La première section file plein est pendant de nombreux kilomètres. La nuit est tombée, les éclairages fonctionnent à merveille. Les jambes sont bonnes aussi. La musique sur les oreilles m'aide à tenir le rythme et à me maintenir 'alerte'.
La montée vers le col de la Hauteur est très sympa, route qui serpente, calme total, pas de voiture. Nous étions passé ici, mais par le versant opposé lors du BRM 300 CCK. Ca grimpe bien moins par ce versant ouest ce soir, plaisir total. Arrivé au sommet, je me rappelle des sections très pentues qu'il me faut donc maintenant descendre avec prudence, par contre j'avais oublié les sections beaucoup plus roulantes et rectilignes qui me permettent de filer à vitesse grisante, et de mettre quelques bornes en plus derrière moi... 'gratuites' ces bornes comme disait l'ami David il y a des années... ça avance tout seul !
Je remplis les bidons à Mervelier, après une petite erreur d'orientation, récupérée rapidement heureusement. Traverser le centre ville d'une petite ville comme ça est sympathique. Je vois bien aussi les regards interrogateurs des gens qui sortent du restaurant ou qui boivent un coup en terrasse... on ne voit pas toujours des cyclistes de nuit comme ça... et je ne suis probablement ni le premier, ni le dernier participant au Trirhena qu'ils voient passer sur le pas de leur porte ce soir.
A partir de là m'attend la terrible montée du Schelntenpass (altitude 1051m). A ne surtout pas prendre à la légère celui là ! Ca grimpe costaud, mais surtout, de manière irrégulière... bref, tout ce que je 'déteste' (comprendre: je ne suis pas bon sur ce type d'effort). Au début, je franchis des gorges, les rochers se resserrent et laissent tout juste passer la route en leur milieu, tels des maitres des lieux, ils daignent nous laisser passer avec Philippe, que j'ai repris au début de l'ascension. Nous en ferons une bonne partie ensemble. Nous parlons notamment du dodo à venir. Philippe m'indique vouloir dormir à Laufen, où il sait qu'il y a un endroit au chaud possible devant la gare. J'avoue que cette alternative est attrayante, seul souci j'espère pouvoir faire quelques bornes encore au-delà de Laufen avant de dormir, pour prendre un minimum d'avance sur mon plan de route, et donc avoir un petit coussin de sécurité pour être 'dans les clous' de ma course.

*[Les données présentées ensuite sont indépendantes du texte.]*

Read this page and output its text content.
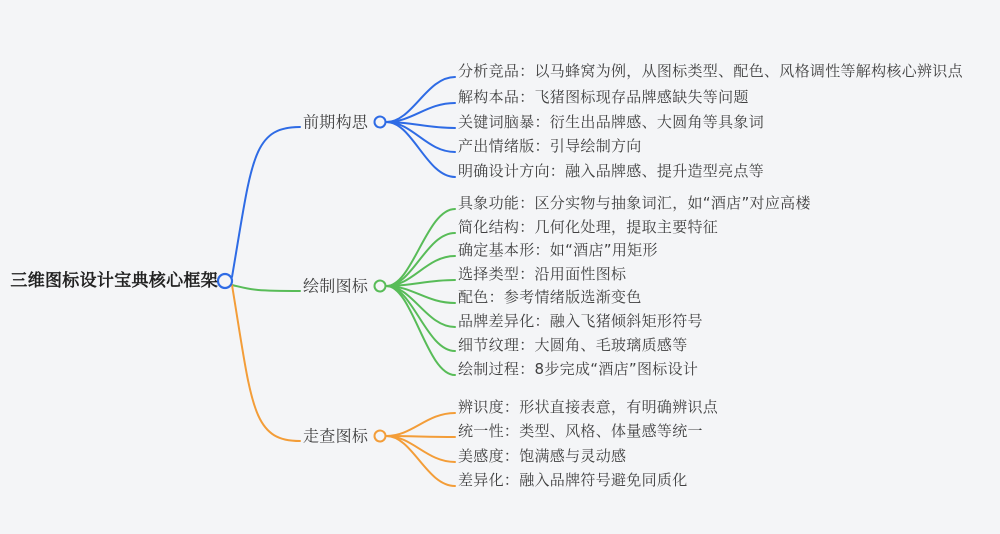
前期构思
分析竞品：以马蜂窝为例，从图标类型、配色、风格调性等解构核心辨识点
解构本品：飞猪图标现存品牌感缺失等问题
关键词脑暴：衍生出品牌感、大圆角等具象词
产出情绪版：引导绘制方向
明确设计方向：融入品牌感、提升造型亮点等
绘制图标
具象功能：区分实物与抽象词汇，如“酒店”对应高楼
简化结构：几何化处理，提取主要特征
确定基本形：如“酒店”用矩形
选择类型：沿用面性图标
配色：参考情绪版选渐变色
品牌差异化：融入飞猪倾斜矩形符号
细节纹理：大圆角、毛玻璃质感等
绘制过程：8步完成“酒店”图标设计
走查图标
辨识度：形状直接表意，有明确辨识点
统一性：类型、风格、体量感等统一
美感度：饱满感与灵动感
差异化：融入品牌符号避免同质化
三维图标设计宝典核心框架
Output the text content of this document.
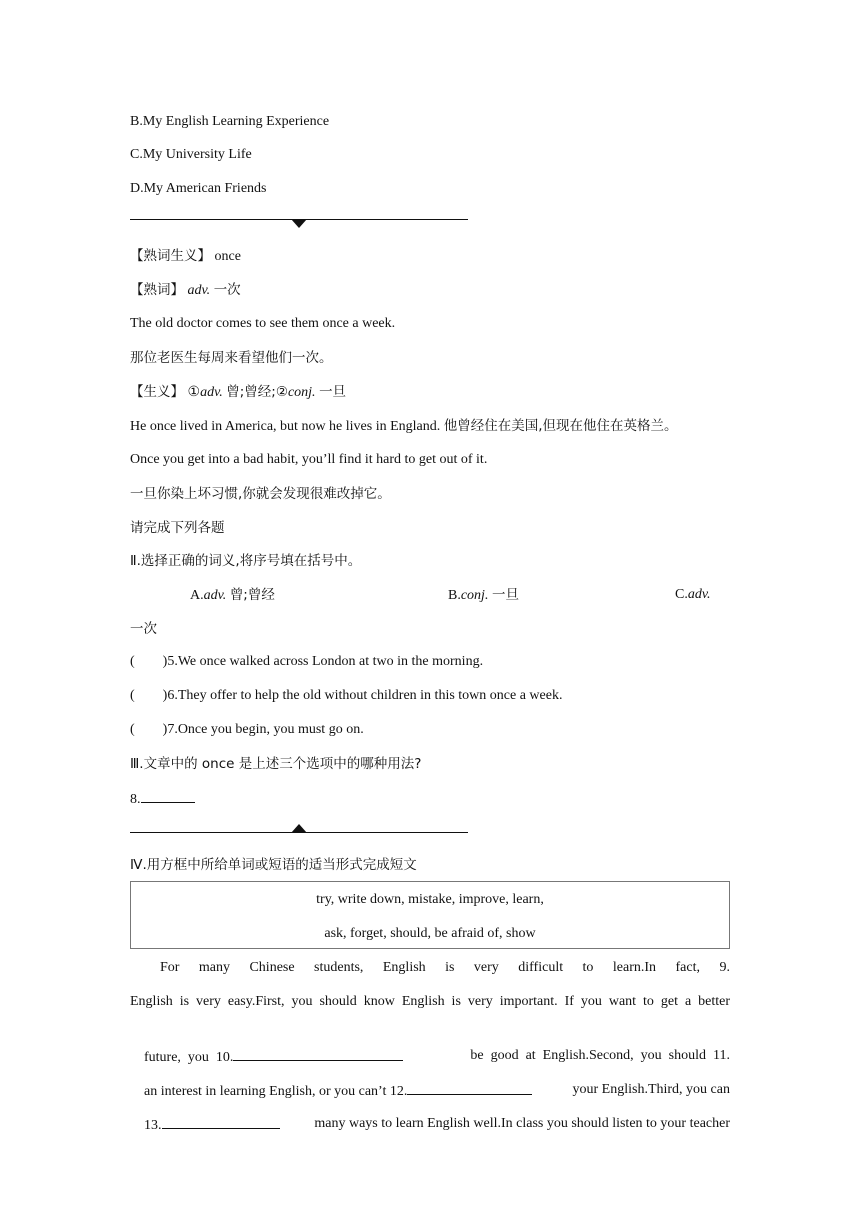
B.My English Learning Experience
C.My University Life
D.My American Friends
【熟词生义】 once
【熟词】 adv. 一次
The old doctor comes to see them once a week.
那位老医生每周来看望他们一次。
【生义】 ①adv. 曾;曾经;②conj. 一旦
He once lived in America, but now he lives in England. 他曾经住在美国,但现在他住在英格兰。
Once you get into a bad habit, you’ll find it hard to get out of it.
一旦你染上坏习惯,你就会发现很难改掉它。
请完成下列各题
Ⅱ.选择正确的词义,将序号填在括号中。
A.adv. 曾;曾经	B.conj. 一旦	C.adv.
一次
(        )5.We once walked across London at two in the morning.
(        )6.They offer to help the old without children in this town once a week.
(        )7.Once you begin, you must go on.
Ⅲ.文章中的 once 是上述三个选项中的哪种用法?
8.
Ⅳ.用方框中所给单词或短语的适当形式完成短文
try, write down, mistake, improve, learn,
ask, forget, should, be afraid of, show
For many Chinese students, English is very difficult to learn.In fact, 9.
English is very easy.First, you should know English is very important. If you want to get a better

future,  you  10.	be  good  at  English.Second,  you  should  11.

an interest in learning English, or you can’t 12.	your English.Third, you can

13.	many ways to learn English well.In class you should listen to your teacher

Je finis par lâcher Philippe, et poursuis mon chemin aux-devants - nous nous recroiserons beaucoup plus tard au ravitaillement 3 (je n'ai pas souvenir de l'avoir vu au ravito 2 à Chatenois, mais je peux faire erreur). Le Scheltenpass derrière moi, descente glaciale en direction de Ramiswil.
Le froid, parlons-en. Il fera bientôt 10°. Mais avec la fatigue engendrée par le pédalage intensif, le contre coup des chaleurs de l'après midi, et le manque de sommeil, bientôt ce froid sera ressenti de manière terrible, très difficile à gérer. A ce stade je n'ai pas besoin de maillot de corps manches longues, les manchettes et la doublure du maillot manches courtes + gilet réfléchissant suffisent quand même.
Tournant à gauche, on tape direct dans les pentes du Passwang (altitude 943m). On récupère la route de ce col dejà proche du col, mais les quelques 3.5km à monter nous réservent 1km à respectivement 9%, 10% et 8.5% de moyenne de pente. Une belle petite cochonnerie qui forcément fatigue un peu, surtout avec la sacoche et tout l'attirail qui pèse ! J'essuie quelques premiers baillements en arrivant au sommet, preuve de ma fatigue. Mais rien d'insurmontable encore, notamment rien à voir avec les histoires entendues ici et là sur les difficultés de ce genre d'épreuve de nuit. Bon, et puis j'ai dejà passé des nuits entières à vélo, ça se fait bien. Par contre, contrairement à Jean Luc, je prévois bien de trouver un moment pour dormir quelques heures.
Contrôle n°5, km 310
La descente du Passwang, après avoir franchi le tunnel au sommet, est glaciale. Je revenais sur un feu rouge clignotant dans la montée, mais il est reparti au devant - j'apprendrais plus tard que c'était Yann !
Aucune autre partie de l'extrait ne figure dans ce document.